Hart, John – letzte Kind, Das

Die bisherigen Romane des amerikanischen Autors John Hart wurden mit diversen Preisen gelobt. Sein neustes Werk, „Das letzte Kind“, hat bereits den „Ian Fleming Stell Dagger“ bekommen und ist ein heißer Kandidat für weitere Auszeichnungen.

_Der dreizehnjährige Johnny_ hat vor einem Jahr seine Zwillingsschwester Alyssa verloren. Sie wurde auf dem Nachhauseweg entführt, weil ihr Vater vergessen hatte, sie abzuholen. Seitdem ist die Familie auseinander gebrochen. Der Vater hat den Schmerz nicht mehr ausgehalten und die Familie verlassen, die Mutter flüchtet sich in Drogen und eine gewalttätige Beziehung mit dem Immobilienhai Ken.

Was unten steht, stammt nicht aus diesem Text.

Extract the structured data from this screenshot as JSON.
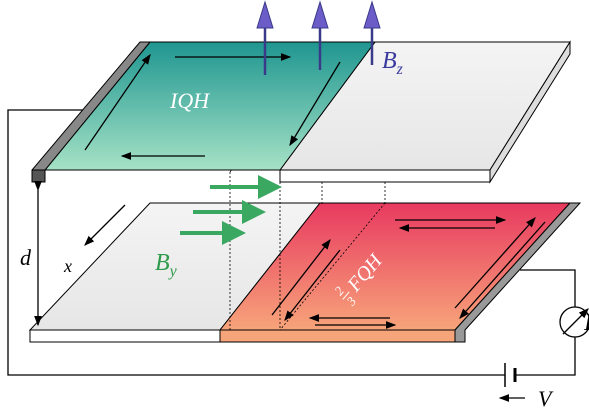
{
  "labels": {
    "iqh": "IQH",
    "bz": "B",
    "bz_sub": "z",
    "by": "B",
    "by_sub": "y",
    "d": "d",
    "x": "x",
    "fqh_num": "2",
    "fqh_den": "3",
    "fqh": "FQH",
    "current": "I",
    "voltage": "V"
  }
}
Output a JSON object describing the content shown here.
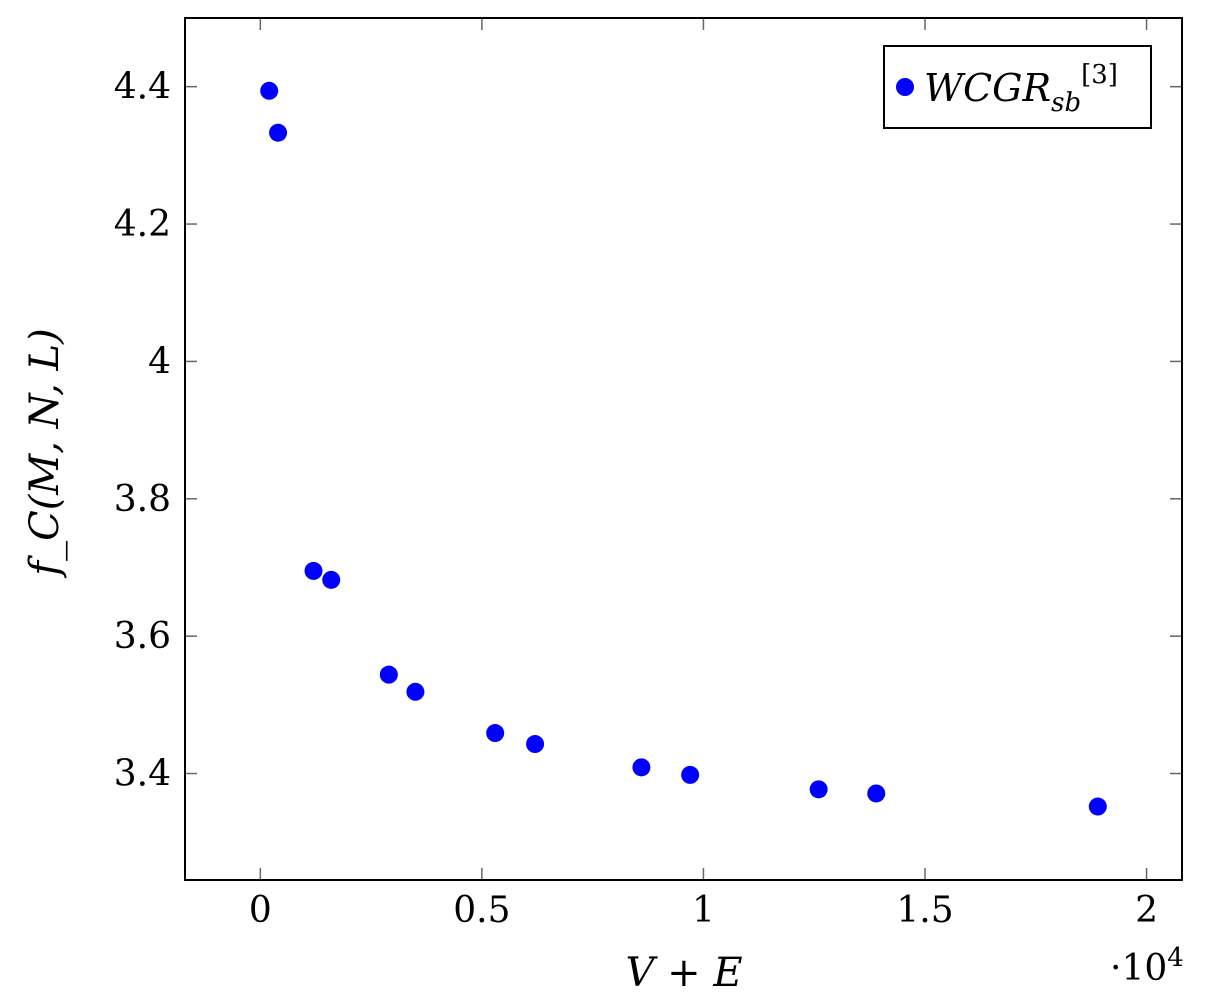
{
  "chart_data": {
    "type": "scatter",
    "title": "",
    "xlabel": "V + E",
    "ylabel": "f_C(M, N, L)",
    "x_multiplier_label": "·10",
    "x_multiplier_exp": "4",
    "xlim": [
      -0.17,
      2.08
    ],
    "ylim": [
      3.245,
      4.5
    ],
    "xticks": [
      0,
      0.5,
      1,
      1.5,
      2
    ],
    "xtick_labels": [
      "0",
      "0.5",
      "1",
      "1.5",
      "2"
    ],
    "yticks": [
      3.4,
      3.6,
      3.8,
      4.0,
      4.2,
      4.4
    ],
    "ytick_labels": [
      "3.4",
      "3.6",
      "3.8",
      "4",
      "4.2",
      "4.4"
    ],
    "grid": false,
    "legend_position": "top-right",
    "series": [
      {
        "name": "WCGR_sb^[3]",
        "color": "#0000ff",
        "marker": "circle",
        "x": [
          0.02,
          0.04,
          0.12,
          0.16,
          0.29,
          0.35,
          0.53,
          0.62,
          0.86,
          0.97,
          1.26,
          1.39,
          1.89
        ],
        "y": [
          4.394,
          4.333,
          3.695,
          3.682,
          3.544,
          3.519,
          3.459,
          3.443,
          3.409,
          3.398,
          3.377,
          3.371,
          3.352
        ]
      }
    ],
    "legend": {
      "main": "WCGR",
      "sub": "sb",
      "sup": "[3]"
    }
  }
}
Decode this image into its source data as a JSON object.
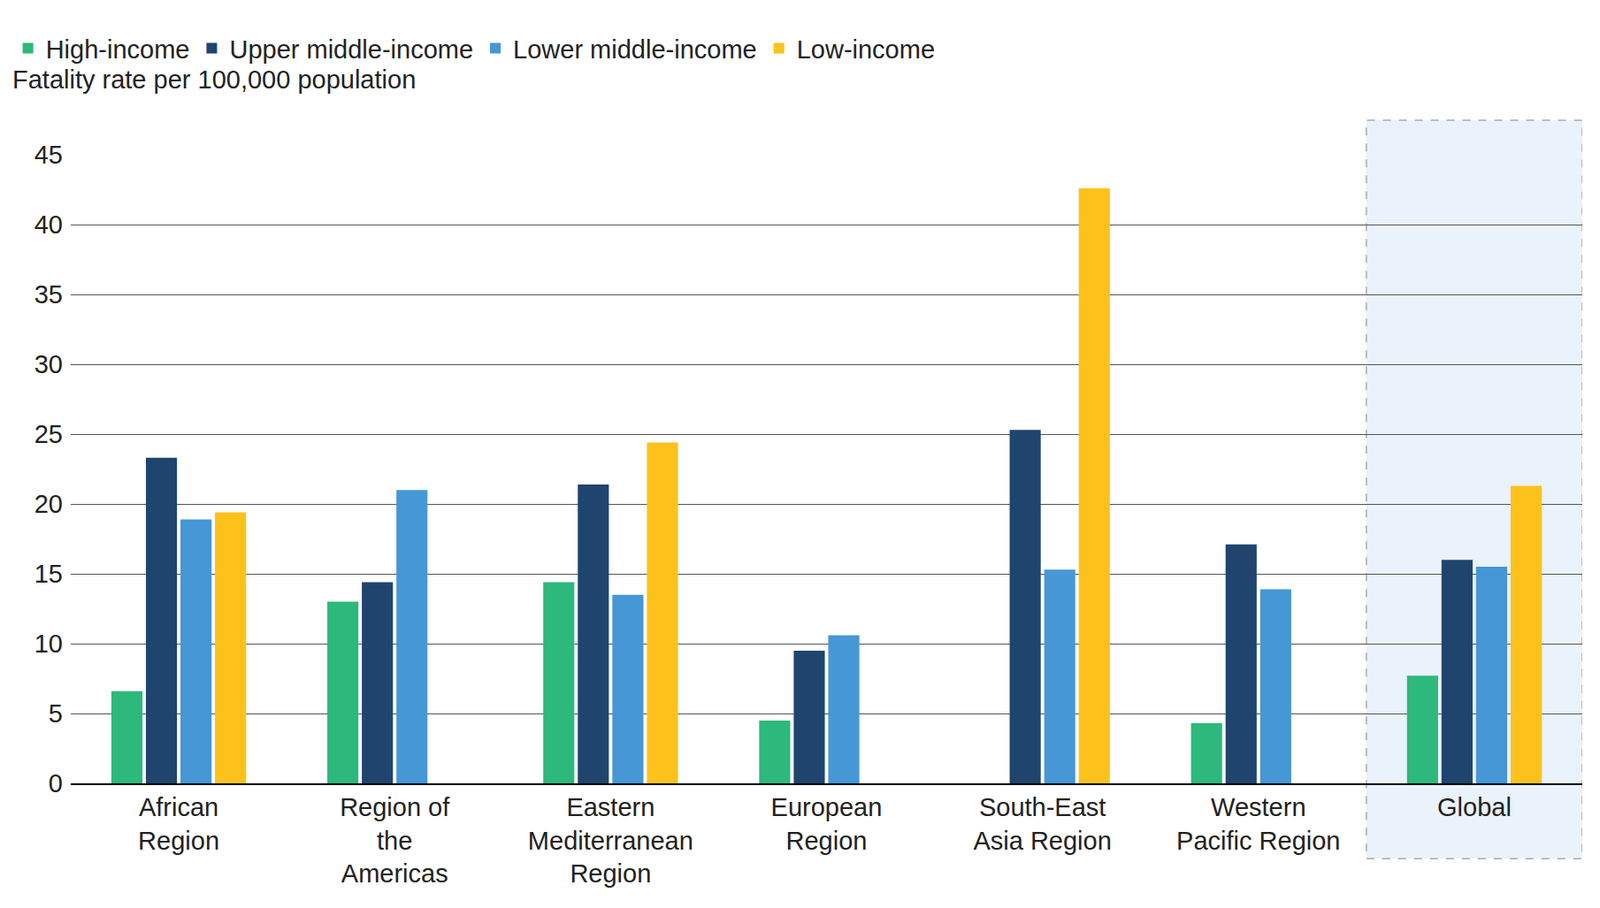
{
  "chart_data": {
    "type": "bar",
    "ylabel": "Fatality rate per 100,000 population",
    "categories": [
      "African\nRegion",
      "Region of\nthe\nAmericas",
      "Eastern\nMediterranean\nRegion",
      "European\nRegion",
      "South-East\nAsia Region",
      "Western\nPacific Region",
      "Global"
    ],
    "series": [
      {
        "name": "High-income",
        "color": "#2db87c",
        "values": [
          6.6,
          13.0,
          14.4,
          4.5,
          null,
          4.3,
          7.7
        ]
      },
      {
        "name": "Upper middle-income",
        "color": "#1f446e",
        "values": [
          23.3,
          14.4,
          21.4,
          9.5,
          25.3,
          17.1,
          16.0
        ]
      },
      {
        "name": "Lower middle-income",
        "color": "#4697d6",
        "values": [
          18.9,
          21.0,
          13.5,
          10.6,
          15.3,
          13.9,
          15.5
        ]
      },
      {
        "name": "Low-income",
        "color": "#fcc21b",
        "values": [
          19.4,
          null,
          24.4,
          null,
          42.6,
          null,
          21.3
        ]
      }
    ],
    "ylim": [
      0,
      45
    ],
    "yticks": [
      0,
      5,
      10,
      15,
      20,
      25,
      30,
      35,
      40,
      45
    ],
    "grid": true,
    "legend": "top-left"
  }
}
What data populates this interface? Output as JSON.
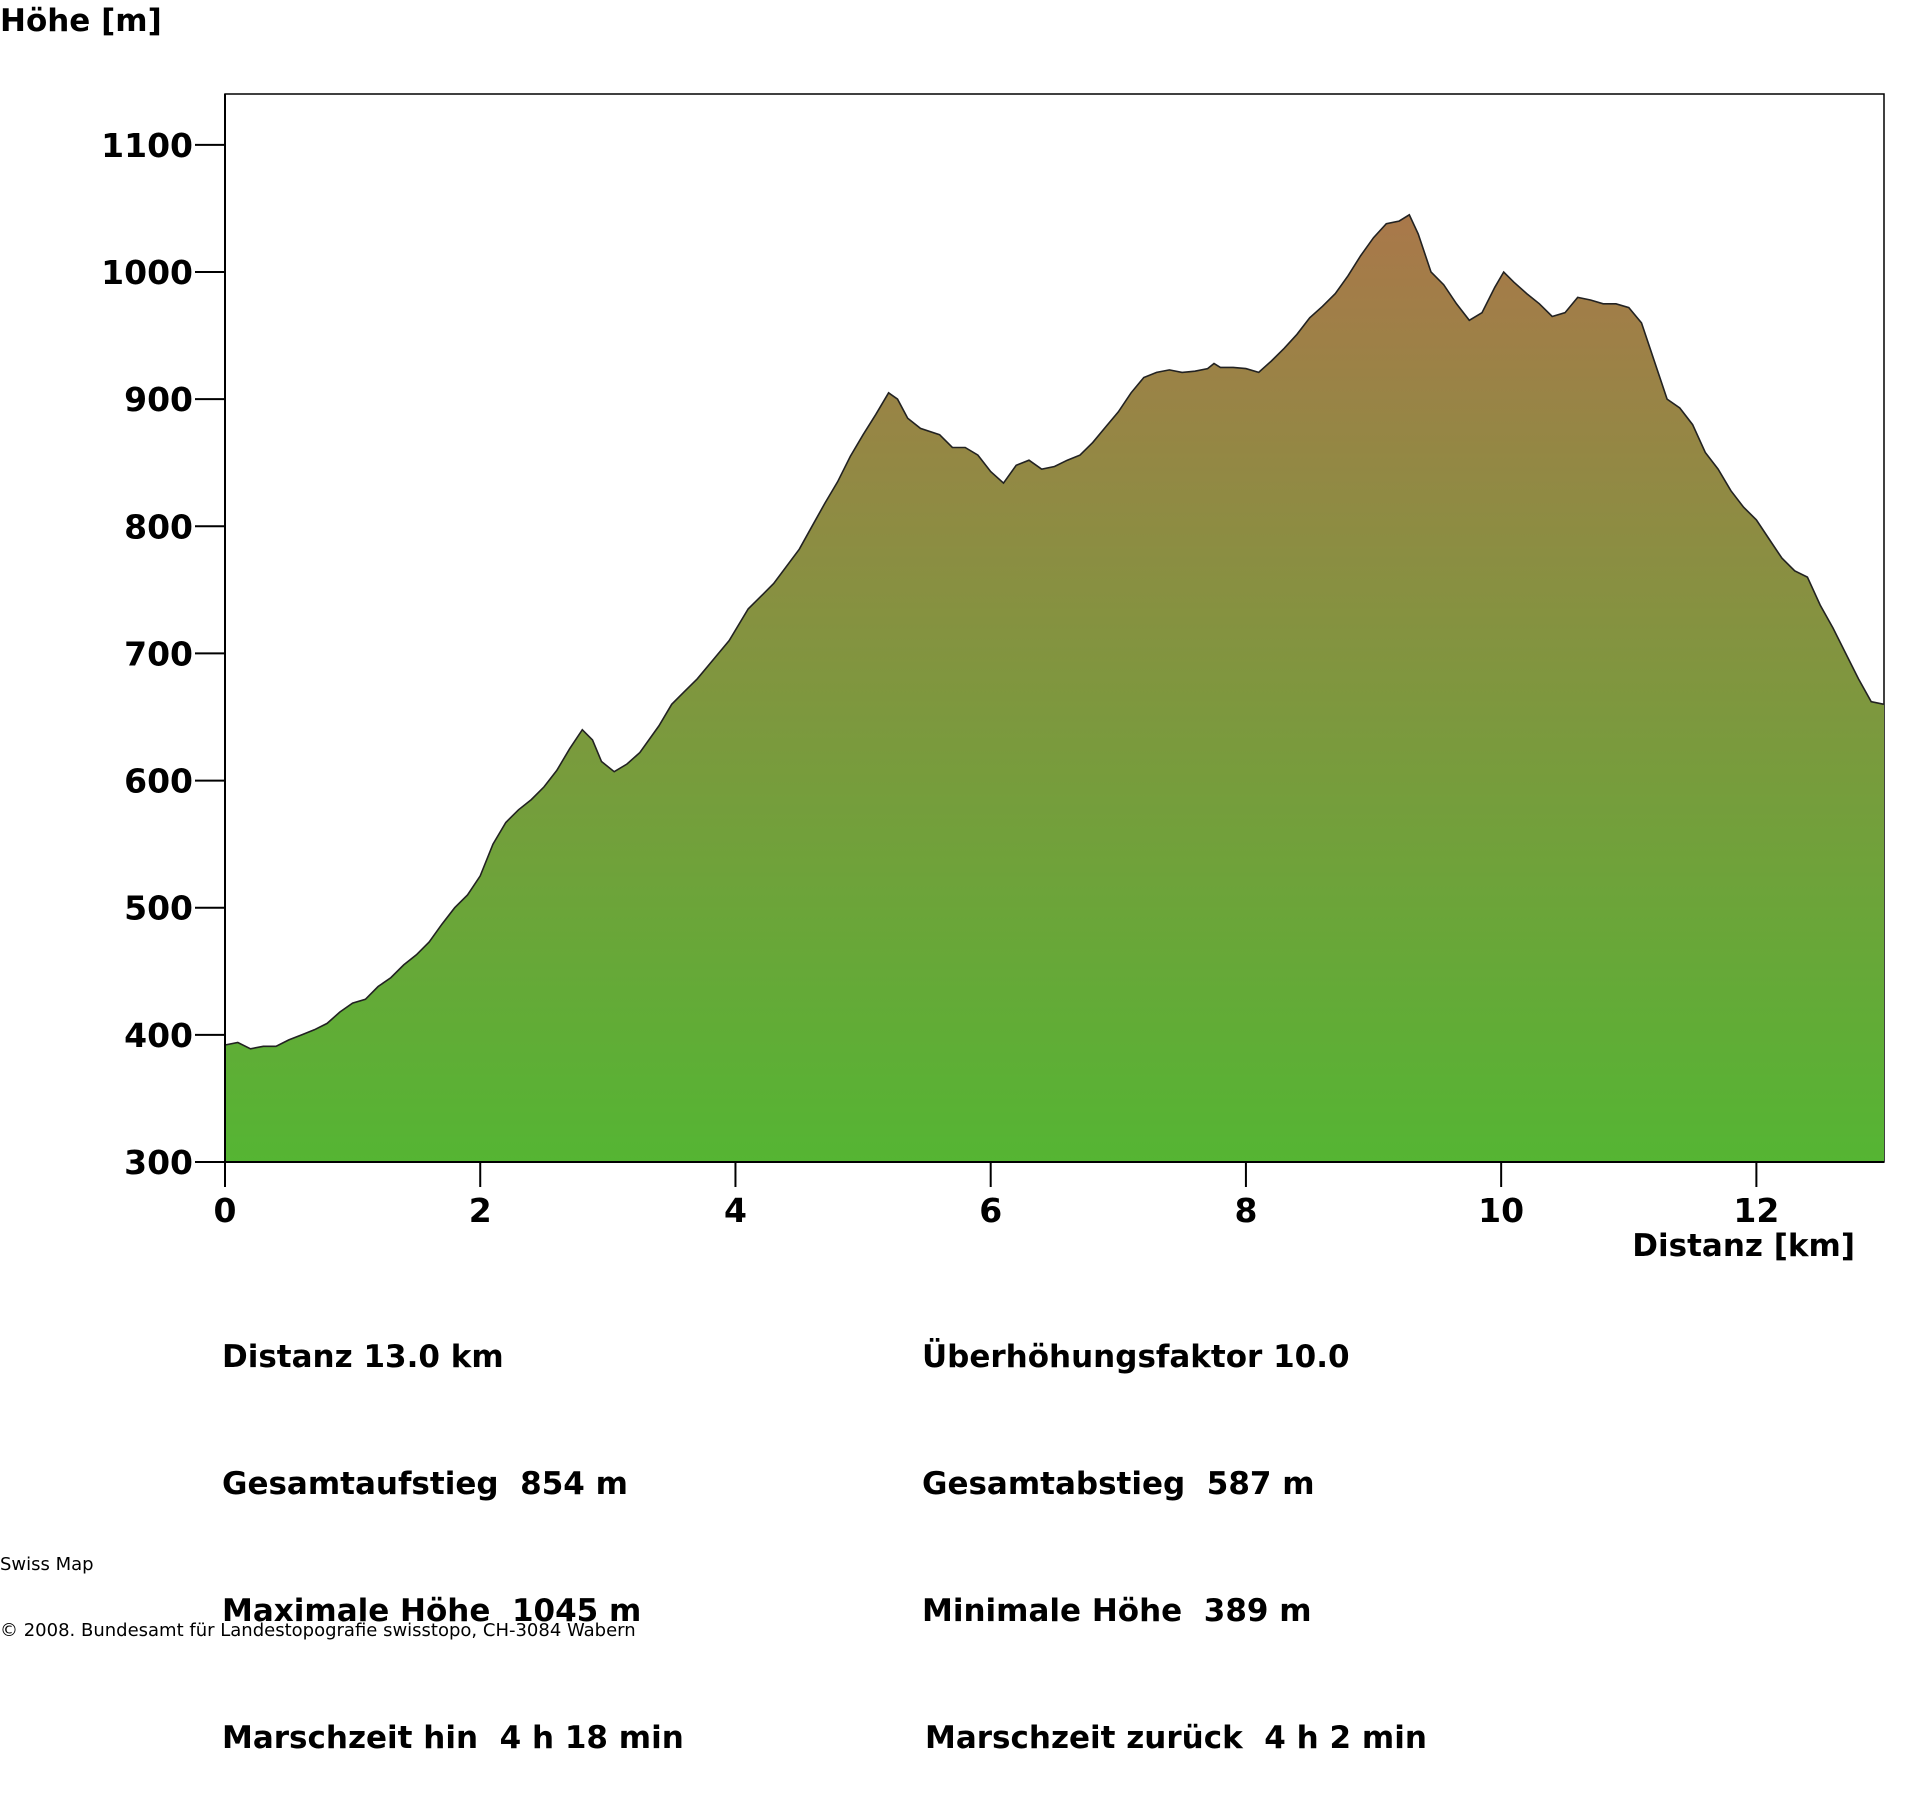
{
  "chart_data": {
    "type": "area",
    "ylabel": "Höhe [m]",
    "xlabel": "Distanz [km]",
    "xlim": [
      0,
      13
    ],
    "ylim": [
      300,
      1140
    ],
    "x_ticks": [
      0,
      2,
      4,
      6,
      8,
      10,
      12
    ],
    "x_tick_labels": [
      "0",
      "2",
      "4",
      "6",
      "8",
      "10",
      "12"
    ],
    "y_ticks": [
      300,
      400,
      500,
      600,
      700,
      800,
      900,
      1000,
      1100
    ],
    "y_tick_labels": [
      "300",
      "400",
      "500",
      "600",
      "700",
      "800",
      "900",
      "1000",
      "1100"
    ],
    "grid": false,
    "colors": {
      "fill_top": "#a9784a",
      "fill_bottom": "#55b533",
      "line": "#222222"
    },
    "series": [
      {
        "x": [
          0,
          0.1,
          0.2,
          0.3,
          0.4,
          0.5,
          0.6,
          0.7,
          0.8,
          0.9,
          1.0,
          1.1,
          1.2,
          1.3,
          1.4,
          1.5,
          1.6,
          1.7,
          1.8,
          1.9,
          2.0,
          2.1,
          2.2,
          2.3,
          2.4,
          2.5,
          2.6,
          2.7,
          2.8,
          2.88,
          2.95,
          3.05,
          3.15,
          3.25,
          3.4,
          3.5,
          3.6,
          3.7,
          3.85,
          3.95,
          4.1,
          4.2,
          4.3,
          4.5,
          4.6,
          4.7,
          4.8,
          4.9,
          5.0,
          5.1,
          5.2,
          5.27,
          5.35,
          5.45,
          5.6,
          5.7,
          5.8,
          5.9,
          6.0,
          6.1,
          6.2,
          6.3,
          6.4,
          6.5,
          6.6,
          6.7,
          6.8,
          6.9,
          7.0,
          7.1,
          7.2,
          7.3,
          7.4,
          7.5,
          7.6,
          7.7,
          7.75,
          7.8,
          7.9,
          8.0,
          8.1,
          8.2,
          8.3,
          8.4,
          8.5,
          8.6,
          8.7,
          8.8,
          8.9,
          9.0,
          9.1,
          9.2,
          9.28,
          9.35,
          9.45,
          9.55,
          9.65,
          9.75,
          9.85,
          9.95,
          10.02,
          10.1,
          10.2,
          10.3,
          10.4,
          10.5,
          10.6,
          10.7,
          10.8,
          10.9,
          11.0,
          11.1,
          11.2,
          11.3,
          11.4,
          11.5,
          11.6,
          11.7,
          11.8,
          11.9,
          12.0,
          12.1,
          12.2,
          12.3,
          12.4,
          12.5,
          12.6,
          12.7,
          12.8,
          12.9,
          13.0
        ],
        "values": [
          392,
          394,
          389,
          391,
          391,
          396,
          400,
          404,
          409,
          418,
          425,
          428,
          438,
          445,
          455,
          463,
          473,
          487,
          500,
          510,
          525,
          550,
          567,
          577,
          585,
          595,
          608,
          625,
          640,
          632,
          615,
          607,
          613,
          622,
          643,
          660,
          670,
          680,
          698,
          710,
          735,
          745,
          755,
          782,
          800,
          818,
          835,
          855,
          872,
          888,
          905,
          900,
          885,
          877,
          872,
          862,
          862,
          856,
          843,
          834,
          848,
          852,
          845,
          847,
          852,
          856,
          866,
          878,
          890,
          905,
          917,
          921,
          923,
          921,
          922,
          924,
          928,
          925,
          925,
          924,
          921,
          930,
          940,
          951,
          964,
          973,
          983,
          997,
          1013,
          1027,
          1038,
          1040,
          1045,
          1030,
          1000,
          990,
          975,
          962,
          968,
          988,
          1000,
          992,
          983,
          975,
          965,
          968,
          980,
          978,
          975,
          975,
          972,
          960,
          930,
          900,
          893,
          880,
          858,
          845,
          828,
          815,
          805,
          790,
          775,
          765,
          760,
          738,
          720,
          700,
          680,
          662,
          660
        ]
      }
    ]
  },
  "stats": {
    "left": [
      "Distanz 13.0 km",
      "Gesamtaufstieg  854 m",
      "Maximale Höhe  1045 m",
      "Marschzeit hin  4 h 18 min"
    ],
    "right": [
      "Überhöhungsfaktor 10.0",
      "Gesamtabstieg  587 m",
      "Minimale Höhe  389 m",
      "Marschzeit zurück  4 h 2 min"
    ]
  },
  "footer": {
    "line1": "Swiss Map",
    "line2": "© 2008. Bundesamt für Landestopografie swisstopo, CH-3084 Wabern"
  }
}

Doch Johnny hat seine Schwester nicht aufgegeben. Mühsam recherchiert er selbst nach ihrem Verbleib, beobachtet stadtbekannte Pädophile, befragt Leute. Sein bester Freund Jack, ein jugendlicher Rumtreiber, hilft ihm dabei. Doch die beiden sind nicht ganz alleine. Detective Hunt war damals für die Ermittlungen zuständig und auch ihn lässt der ungeklärte Fall nicht los. Er brütet nächtelang über den alten Akten, ermittelt in seiner Freizeit und vernachlässigt dabei nicht nur sich selbst, sondern auch seinen Sohn.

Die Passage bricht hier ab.